Economic damages (properties & crops)

aggProp20$EVTYPE <- as.factor(aggProp20$EVTYPE)

g3 <- ggplot(aggProp20, aes(x=EVTYPE, y=PROPDMG_NORM/1e+9 , fill = as.factor(DECADE)))
g3 <- g3 + geom_bar(stat = "identity") + coord_flip()
g3 <- g3 + facet_grid(. ~ DECADE)
g3 <- g3 + labs(fill = "Decades") 
g3 <- g3 + labs( x = "Property damage event type", y = "Billions of $")
g3<- g3 + theme(legend.position="none", strip.text.x = element_text(size = 16), axis.text=element_text(size=6))
g3 <- g3 + theme(axis.text.x = element_text(angle = 90, vjust = 0.5, hjust=1))
g3 <- g3 + scale_x_discrete(limits = rev(levels(aggProp20$EVTYPE)))
aggCrop20$EVTYPE <- as.factor(aggCrop20$EVTYPE)
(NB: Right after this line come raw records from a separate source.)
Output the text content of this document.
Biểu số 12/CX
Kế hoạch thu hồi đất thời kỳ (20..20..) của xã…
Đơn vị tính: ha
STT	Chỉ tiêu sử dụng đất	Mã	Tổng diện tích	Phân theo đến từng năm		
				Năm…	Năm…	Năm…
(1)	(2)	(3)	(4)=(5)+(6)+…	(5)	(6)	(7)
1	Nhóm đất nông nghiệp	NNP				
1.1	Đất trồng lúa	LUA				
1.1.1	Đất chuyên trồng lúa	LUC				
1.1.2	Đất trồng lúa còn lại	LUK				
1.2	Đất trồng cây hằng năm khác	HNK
g4 <- ggplot(aggCrop20, aes(x=EVTYPE, y=CROPDMG_NORM/1e+9 , fill = as.factor(DECADE)))
g4 <- g4 + geom_bar(stat = "identity") + coord_flip()
g4 <- g4 + facet_grid(. ~ DECADE)
g4 <- g4 + labs(fill = "Decades") 
g4 <- g4 + labs( x = "Crop damage event type", y = "Billions of $")
g4<- g4 + theme(legend.position="none", strip.text.x = element_text(size = 16), axis.text=element_text(size=6))
g4 <- g4 + theme(axis.text.x = element_text(angle = 90, vjust = 0.5, hjust=1))
g4 <- g4 + scale_x_discrete(limits = rev(levels(aggCrop20$EVTYPE)))
multiplot(g3, g4, layout=matrix(c(1,2), nrow=2, byrow=TRUE))

Conclusions

As it can be seen the tornadoes are the most harmful with respect to population health, while flood have the greatest economic consequences for the properties and drought for the crops.